Sauf dispositions textuelles contraires (comme en matière contentieux de la suspension, de la dissolution des associations et des organisations non gouvernementales ; du contentieux de la législation, de la suspension, de la dissolution des partis politiques ; du contentieux électoral municipal), en l’absence ou à défaut de preuve de l’introduction d’un recours gracieux, les recours contentieux en annulation ou en indemnisation sont automatiquement déclarés irrecevables par le juge administratif camerounais (voir par exemple dans ce sens, CS/CA, jugement n°17 du 27 janvier 1983, SIMO Thomas c/ Etat du Cameroun ; CS/CA, jugement n°27/98-99 du 29 avril 1999, ETEME ONGOLO Gabriel et autres c/ Etat du Cameroun ; CS/CA , jugement n°12/99-2000 du 25 novembre 1999, NYAMSI KETSEMENT et autres c/ Etat du Cameroun ; CS/CA, jugement n°13/99-2000 du 25 novembre 1999, AHANDA NOAH Joseph Michel c/ Etat du Cameroun ; CS/CA, jugement n°68/99-2000 du 28 septembre 2000, NCHE Simon TABONG c/ Etat du Cameroun).

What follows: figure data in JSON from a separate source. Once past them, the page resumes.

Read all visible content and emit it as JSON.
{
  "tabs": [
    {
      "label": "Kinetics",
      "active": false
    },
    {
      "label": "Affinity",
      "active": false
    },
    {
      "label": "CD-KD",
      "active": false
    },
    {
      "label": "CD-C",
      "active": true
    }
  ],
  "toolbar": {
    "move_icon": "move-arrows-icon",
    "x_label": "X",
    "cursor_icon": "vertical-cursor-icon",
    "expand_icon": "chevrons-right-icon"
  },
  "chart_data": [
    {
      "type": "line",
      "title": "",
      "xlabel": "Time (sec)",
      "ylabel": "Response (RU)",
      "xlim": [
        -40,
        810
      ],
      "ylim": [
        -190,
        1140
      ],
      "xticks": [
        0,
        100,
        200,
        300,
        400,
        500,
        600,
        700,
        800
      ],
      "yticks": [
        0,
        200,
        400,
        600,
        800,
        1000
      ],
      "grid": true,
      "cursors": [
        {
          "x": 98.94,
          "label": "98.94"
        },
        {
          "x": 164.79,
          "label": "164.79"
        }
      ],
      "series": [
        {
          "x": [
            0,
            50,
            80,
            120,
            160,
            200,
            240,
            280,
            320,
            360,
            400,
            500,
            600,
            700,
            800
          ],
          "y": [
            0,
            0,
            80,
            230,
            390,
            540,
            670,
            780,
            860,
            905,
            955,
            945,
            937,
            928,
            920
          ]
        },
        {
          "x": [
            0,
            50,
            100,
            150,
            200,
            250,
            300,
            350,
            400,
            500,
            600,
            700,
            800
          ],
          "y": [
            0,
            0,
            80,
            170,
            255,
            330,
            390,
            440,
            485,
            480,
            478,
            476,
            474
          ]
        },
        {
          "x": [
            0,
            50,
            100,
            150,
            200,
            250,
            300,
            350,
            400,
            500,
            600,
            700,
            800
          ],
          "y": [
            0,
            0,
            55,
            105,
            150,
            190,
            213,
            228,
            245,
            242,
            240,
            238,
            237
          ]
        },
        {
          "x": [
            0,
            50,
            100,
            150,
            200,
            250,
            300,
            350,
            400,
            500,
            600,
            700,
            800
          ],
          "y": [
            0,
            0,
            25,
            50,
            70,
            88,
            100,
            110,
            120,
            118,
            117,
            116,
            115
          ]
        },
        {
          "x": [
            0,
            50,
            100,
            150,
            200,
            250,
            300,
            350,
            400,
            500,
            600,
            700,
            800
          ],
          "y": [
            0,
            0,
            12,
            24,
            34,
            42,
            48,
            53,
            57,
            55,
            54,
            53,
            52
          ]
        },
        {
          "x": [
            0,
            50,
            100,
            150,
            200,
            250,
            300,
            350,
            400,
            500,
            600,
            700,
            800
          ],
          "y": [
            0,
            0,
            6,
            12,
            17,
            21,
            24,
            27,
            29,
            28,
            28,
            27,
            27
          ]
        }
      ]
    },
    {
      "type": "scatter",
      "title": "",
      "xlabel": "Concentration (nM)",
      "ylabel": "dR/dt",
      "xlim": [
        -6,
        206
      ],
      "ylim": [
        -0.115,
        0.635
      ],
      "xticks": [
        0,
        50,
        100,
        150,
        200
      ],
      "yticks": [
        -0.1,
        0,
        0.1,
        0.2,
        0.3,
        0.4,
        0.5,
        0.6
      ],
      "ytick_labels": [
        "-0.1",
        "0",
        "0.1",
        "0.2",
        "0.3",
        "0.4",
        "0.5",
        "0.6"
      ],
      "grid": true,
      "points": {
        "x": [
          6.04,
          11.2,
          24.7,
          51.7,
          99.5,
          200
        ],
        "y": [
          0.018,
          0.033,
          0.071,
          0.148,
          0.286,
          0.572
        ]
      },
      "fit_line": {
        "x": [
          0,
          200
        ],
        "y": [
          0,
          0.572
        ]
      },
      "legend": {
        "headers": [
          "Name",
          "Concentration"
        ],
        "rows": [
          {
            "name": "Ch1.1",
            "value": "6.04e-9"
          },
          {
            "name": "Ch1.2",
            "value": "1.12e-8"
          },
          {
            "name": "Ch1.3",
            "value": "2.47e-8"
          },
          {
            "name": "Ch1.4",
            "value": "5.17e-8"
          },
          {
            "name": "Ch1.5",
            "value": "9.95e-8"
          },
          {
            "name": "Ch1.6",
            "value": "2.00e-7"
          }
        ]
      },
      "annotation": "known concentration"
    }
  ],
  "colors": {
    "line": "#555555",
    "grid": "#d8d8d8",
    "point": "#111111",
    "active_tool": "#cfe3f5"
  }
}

Si le recours gracieux est rejeté conformément à l’article 17 alinéa 2 de la loi n°2006/022 du 29 décembre 2006 précitée selon lequel « constitue un rejet du recours gracieux, le silence gardé par l’autorité pendant un délai de trois mois sur une demande ou réclamation qui lui est adressée. Ce délai court à compter de la notification du recours gracieux », le recourant est en droit de saisir le juge administratif d’un recours contentieux pour le règlement du litige.